Sekali lagi aku coba menopang pilu dengan menjunjung segores senyum diantara luka. Berusaha keras menjadi karang yang tegar dan kokoh meski diterjang sang penguasa lautan. Tapi ingatkah hukum pasti ilmu pengetahuan alam? Karang sekalipun akan terkikis jika ombak menerpa terus-menerus, kan? Kinilah kikisan itu mulai terpajang mata. Ketika ku putuskan untuk tetap sendiri tanpa membuka hatiku lagi pada siapapun, ia mengubah arah. Aku sangat mengerti hak untuk memilih pada sebuah penantian bertahan atau mencari alasan bahagianya yang baru, mutlak adalah hak semua orang. Termasuk dia. Yang telah melepas janji bersanding dalam suka duka. Kecewakah aku? Ya. Namun pedih ini tak sebanding kesabarannya padaku dalam kurun waktu 2 tahun bersama. Ia terluka begitu parah hingga mencongkakkan hatinya yang selembut sutra.
Kutipan cinta sederhana, "Hanya orang yang patah hati begitu dalam yang mampu mencintai seseorang begitu cepat setelahnya. Dan saat hatinya pulih. Ia akan tahu bahwa hatinya merindu pada kesalahan yang sama."

Tidak. 

Tidak semudah itu kutipan sepertinya meracuni pikiranku. Aku tegar. Tetap dalam penungguanku yang tak kian menghasil buah. Ia tegaskan untuk lekas menjaga jarak, menjauh dari pandangan bahkan hidupnya. Hatinya telah memiliki kunci yang baru. Menyakitkan? Tidak. Karena aku turut andil dalam sikap menyebalkannya saat ini. Aku mengerti. Aku menerimanya dengan harapan ia akan kembali bahagia meski bukan aku lagi alasannya nanti.

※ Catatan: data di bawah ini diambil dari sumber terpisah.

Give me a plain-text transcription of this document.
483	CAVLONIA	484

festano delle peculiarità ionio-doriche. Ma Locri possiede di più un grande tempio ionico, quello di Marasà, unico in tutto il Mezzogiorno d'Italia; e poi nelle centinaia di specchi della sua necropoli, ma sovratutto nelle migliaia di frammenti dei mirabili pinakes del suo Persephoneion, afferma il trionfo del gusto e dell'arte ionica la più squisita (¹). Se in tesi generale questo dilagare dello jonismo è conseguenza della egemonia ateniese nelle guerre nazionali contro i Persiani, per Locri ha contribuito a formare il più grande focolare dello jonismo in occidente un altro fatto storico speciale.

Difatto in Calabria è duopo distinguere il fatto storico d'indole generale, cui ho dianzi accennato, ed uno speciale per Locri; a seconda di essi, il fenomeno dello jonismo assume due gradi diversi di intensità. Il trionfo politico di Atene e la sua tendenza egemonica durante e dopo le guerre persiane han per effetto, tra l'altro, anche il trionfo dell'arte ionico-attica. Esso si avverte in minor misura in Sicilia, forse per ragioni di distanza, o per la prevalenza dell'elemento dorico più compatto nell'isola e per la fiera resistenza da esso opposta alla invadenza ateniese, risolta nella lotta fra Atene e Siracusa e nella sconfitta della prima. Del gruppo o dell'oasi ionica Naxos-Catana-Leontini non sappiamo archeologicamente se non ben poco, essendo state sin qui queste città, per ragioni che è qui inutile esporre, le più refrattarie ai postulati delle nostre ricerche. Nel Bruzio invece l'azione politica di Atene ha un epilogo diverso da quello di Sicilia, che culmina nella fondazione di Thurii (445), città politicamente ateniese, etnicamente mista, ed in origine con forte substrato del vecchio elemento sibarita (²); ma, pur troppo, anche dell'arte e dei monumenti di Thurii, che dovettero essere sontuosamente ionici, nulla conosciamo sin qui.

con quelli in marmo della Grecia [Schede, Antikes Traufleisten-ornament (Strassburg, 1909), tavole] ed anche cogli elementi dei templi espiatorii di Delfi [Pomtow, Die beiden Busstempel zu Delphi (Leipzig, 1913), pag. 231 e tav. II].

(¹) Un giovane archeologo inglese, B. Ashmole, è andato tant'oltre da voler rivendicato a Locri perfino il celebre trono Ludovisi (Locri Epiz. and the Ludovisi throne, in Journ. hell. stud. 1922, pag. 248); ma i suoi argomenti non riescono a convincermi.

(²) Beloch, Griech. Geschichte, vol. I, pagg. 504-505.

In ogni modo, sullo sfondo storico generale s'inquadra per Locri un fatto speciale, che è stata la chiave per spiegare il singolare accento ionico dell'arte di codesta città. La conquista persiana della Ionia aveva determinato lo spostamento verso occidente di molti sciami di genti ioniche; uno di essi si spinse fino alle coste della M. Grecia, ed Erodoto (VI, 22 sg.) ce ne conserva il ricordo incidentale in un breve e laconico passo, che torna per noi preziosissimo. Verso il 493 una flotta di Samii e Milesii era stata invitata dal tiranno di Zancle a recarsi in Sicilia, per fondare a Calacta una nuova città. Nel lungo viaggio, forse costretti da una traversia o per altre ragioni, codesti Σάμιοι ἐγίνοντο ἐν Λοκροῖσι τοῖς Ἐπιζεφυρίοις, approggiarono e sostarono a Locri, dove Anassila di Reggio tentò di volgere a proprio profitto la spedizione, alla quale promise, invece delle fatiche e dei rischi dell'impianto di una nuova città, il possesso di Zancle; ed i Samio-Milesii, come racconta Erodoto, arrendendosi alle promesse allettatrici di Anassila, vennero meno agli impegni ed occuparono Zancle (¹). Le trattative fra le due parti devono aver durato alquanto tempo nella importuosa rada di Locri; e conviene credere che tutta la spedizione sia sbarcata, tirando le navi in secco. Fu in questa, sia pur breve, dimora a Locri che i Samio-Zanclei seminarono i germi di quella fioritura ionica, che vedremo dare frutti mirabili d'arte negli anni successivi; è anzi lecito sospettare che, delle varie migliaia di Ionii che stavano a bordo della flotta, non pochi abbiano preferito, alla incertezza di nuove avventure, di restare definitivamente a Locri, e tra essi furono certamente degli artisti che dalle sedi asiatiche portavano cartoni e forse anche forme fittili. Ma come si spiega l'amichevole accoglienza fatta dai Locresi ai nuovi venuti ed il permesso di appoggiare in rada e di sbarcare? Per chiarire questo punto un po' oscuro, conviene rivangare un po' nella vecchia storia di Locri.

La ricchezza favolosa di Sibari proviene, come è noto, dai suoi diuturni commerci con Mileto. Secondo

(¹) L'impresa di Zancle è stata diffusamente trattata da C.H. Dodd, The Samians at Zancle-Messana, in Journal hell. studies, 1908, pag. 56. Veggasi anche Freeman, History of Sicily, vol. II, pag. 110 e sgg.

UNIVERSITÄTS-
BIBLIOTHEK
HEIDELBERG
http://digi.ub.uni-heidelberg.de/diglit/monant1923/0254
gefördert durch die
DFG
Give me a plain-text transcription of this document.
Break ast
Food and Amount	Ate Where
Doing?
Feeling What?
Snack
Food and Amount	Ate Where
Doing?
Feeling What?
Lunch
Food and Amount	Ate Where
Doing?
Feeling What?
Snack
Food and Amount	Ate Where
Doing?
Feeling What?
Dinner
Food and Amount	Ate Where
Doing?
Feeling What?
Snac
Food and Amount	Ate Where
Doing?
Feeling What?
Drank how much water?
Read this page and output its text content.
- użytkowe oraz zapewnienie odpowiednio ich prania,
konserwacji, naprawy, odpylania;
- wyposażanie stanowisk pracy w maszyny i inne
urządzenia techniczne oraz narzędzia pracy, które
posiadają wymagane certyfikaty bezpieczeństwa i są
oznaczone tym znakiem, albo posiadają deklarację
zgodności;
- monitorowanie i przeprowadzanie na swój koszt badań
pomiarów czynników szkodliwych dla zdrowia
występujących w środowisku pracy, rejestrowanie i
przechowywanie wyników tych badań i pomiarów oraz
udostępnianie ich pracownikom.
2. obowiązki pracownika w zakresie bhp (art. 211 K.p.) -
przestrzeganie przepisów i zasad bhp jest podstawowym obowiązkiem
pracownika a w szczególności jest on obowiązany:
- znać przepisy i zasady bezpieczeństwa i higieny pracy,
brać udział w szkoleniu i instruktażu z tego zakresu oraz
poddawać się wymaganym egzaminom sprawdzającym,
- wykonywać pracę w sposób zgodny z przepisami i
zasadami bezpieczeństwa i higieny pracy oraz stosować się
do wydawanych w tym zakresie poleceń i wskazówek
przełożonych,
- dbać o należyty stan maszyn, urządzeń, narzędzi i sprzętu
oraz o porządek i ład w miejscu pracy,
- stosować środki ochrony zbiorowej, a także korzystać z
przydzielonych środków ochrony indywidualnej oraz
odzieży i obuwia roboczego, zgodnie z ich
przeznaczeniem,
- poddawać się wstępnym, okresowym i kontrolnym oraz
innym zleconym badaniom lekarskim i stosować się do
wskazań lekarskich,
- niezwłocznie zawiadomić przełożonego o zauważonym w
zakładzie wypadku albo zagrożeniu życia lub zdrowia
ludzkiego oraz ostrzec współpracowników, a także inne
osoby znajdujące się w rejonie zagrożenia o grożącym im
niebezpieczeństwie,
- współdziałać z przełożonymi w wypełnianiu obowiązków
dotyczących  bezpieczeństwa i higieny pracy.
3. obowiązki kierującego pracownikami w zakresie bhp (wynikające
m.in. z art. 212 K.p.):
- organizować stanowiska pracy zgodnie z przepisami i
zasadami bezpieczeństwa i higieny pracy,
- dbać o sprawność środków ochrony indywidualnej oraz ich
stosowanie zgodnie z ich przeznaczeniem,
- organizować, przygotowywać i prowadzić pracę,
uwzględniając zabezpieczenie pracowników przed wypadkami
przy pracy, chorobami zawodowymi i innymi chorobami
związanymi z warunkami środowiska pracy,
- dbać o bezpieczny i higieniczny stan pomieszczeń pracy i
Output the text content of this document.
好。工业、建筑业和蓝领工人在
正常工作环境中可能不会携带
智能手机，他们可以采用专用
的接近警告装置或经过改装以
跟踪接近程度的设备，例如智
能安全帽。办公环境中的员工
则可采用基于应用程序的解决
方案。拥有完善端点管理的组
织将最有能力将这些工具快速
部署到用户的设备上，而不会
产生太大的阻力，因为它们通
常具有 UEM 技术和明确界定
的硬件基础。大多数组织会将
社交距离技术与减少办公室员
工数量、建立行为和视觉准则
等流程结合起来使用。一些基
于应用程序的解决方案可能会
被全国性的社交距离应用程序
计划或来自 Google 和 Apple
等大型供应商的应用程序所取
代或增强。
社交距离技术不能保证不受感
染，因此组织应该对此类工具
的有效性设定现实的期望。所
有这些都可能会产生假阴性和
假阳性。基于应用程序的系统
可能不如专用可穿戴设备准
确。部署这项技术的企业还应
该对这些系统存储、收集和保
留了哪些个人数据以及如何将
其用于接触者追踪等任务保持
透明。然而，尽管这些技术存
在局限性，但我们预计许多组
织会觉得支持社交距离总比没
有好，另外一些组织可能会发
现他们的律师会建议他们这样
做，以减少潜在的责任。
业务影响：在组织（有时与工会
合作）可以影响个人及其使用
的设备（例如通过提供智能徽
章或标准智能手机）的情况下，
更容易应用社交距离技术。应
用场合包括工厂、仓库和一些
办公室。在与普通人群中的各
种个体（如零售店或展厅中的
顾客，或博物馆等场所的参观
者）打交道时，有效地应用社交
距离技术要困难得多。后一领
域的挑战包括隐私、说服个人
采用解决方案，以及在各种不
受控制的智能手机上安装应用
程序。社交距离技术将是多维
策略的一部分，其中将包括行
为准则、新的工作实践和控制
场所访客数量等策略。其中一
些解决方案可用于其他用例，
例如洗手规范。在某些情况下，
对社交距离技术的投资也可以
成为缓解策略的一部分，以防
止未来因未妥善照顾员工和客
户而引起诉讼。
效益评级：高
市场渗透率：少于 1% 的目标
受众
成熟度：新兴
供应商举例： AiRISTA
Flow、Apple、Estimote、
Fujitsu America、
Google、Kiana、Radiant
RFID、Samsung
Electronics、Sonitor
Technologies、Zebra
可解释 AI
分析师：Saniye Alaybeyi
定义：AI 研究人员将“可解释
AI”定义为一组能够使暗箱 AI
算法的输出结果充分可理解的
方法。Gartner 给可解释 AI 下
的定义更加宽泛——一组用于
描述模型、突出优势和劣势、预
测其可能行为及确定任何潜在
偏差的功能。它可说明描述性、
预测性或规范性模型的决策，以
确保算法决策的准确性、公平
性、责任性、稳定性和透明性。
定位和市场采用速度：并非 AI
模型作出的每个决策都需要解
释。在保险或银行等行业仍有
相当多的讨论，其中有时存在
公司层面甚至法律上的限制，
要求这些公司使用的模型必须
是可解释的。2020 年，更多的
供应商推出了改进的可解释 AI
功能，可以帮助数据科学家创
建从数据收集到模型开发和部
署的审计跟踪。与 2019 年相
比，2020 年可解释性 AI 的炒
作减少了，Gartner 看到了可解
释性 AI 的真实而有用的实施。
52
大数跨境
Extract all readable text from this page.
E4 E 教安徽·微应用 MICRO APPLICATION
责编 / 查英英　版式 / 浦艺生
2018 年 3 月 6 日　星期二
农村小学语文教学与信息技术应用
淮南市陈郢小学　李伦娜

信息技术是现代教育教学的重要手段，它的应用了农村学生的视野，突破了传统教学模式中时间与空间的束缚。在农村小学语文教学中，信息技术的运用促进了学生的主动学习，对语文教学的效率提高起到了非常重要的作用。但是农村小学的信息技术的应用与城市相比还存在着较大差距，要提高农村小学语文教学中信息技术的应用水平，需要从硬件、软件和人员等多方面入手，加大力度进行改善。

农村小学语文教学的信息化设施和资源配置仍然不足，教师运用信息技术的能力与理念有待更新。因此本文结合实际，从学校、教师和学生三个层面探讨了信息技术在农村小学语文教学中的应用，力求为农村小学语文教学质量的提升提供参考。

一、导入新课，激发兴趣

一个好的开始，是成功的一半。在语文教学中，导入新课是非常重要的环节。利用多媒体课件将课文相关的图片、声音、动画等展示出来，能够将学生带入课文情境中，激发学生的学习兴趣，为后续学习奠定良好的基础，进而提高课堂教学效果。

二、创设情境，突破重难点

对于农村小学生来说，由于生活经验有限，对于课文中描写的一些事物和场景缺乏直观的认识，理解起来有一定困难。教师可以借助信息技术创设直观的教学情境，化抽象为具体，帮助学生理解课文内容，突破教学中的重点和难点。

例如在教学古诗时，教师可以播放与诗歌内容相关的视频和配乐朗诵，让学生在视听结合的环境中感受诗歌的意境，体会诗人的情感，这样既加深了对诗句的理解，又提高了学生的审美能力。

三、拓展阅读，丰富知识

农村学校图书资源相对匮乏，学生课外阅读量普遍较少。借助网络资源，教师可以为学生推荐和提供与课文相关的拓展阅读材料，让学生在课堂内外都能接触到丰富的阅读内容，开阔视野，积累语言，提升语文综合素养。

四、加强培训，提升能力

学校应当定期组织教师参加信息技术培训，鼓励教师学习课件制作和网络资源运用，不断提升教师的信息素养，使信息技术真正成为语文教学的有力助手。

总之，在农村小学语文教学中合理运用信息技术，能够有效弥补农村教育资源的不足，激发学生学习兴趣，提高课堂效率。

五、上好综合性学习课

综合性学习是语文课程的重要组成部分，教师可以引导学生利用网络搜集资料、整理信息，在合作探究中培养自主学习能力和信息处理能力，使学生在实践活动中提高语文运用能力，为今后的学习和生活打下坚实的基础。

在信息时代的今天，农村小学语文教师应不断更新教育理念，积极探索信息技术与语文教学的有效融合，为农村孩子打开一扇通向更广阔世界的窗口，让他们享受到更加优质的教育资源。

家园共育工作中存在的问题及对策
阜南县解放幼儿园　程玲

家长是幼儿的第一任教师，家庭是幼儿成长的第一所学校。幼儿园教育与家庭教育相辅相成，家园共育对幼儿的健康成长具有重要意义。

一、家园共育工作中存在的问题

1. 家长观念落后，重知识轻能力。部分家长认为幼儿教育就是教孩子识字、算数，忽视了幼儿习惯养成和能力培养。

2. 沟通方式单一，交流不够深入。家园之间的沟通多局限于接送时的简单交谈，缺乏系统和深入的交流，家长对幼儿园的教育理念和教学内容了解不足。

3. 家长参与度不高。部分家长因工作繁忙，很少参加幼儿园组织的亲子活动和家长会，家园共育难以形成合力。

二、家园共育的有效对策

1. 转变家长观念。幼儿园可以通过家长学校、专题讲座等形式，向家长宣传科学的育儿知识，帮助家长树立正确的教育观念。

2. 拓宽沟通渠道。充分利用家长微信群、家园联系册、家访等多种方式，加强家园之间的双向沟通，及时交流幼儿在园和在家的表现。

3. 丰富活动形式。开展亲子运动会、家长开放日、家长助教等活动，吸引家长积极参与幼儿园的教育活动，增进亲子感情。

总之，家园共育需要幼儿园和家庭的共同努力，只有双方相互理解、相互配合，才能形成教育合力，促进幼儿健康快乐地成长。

Berbulan-bulan bahkan telah hampir menahun, ketika lubang di hatiku hampir lunas ku tambal sendiri dengan tangisan-tangisan hening sepanjang malam. Pagi ini, pukul 10 pagi, aku melihatnya duduk di tempat yang sama saat ia menyatakan isi hatinya 3 tahun silam. Hatika berdegup memaksa untuk segera pergi dari kesalahan mataku sendiri. Takdir kembali mempertemukan kami sekali lagi. Ia berbusana polo shirt abu-abu yang dulu sangat ku puja ketika ia kenakan warna itu.
Tuhan.. meski jarak kami masih begitu jauh, aku tahu itu dia. Seseorang yang telah lama mampu aku hindari kehadirannya. Ia tak melihatku, entah karena masker udara yang aku kenakan menutupi sebagian wajahku atau memang ia sengaja mengalihkan matanya. Tak masalah bagiku. Selama masih ada senyum disana meski bukan untukku.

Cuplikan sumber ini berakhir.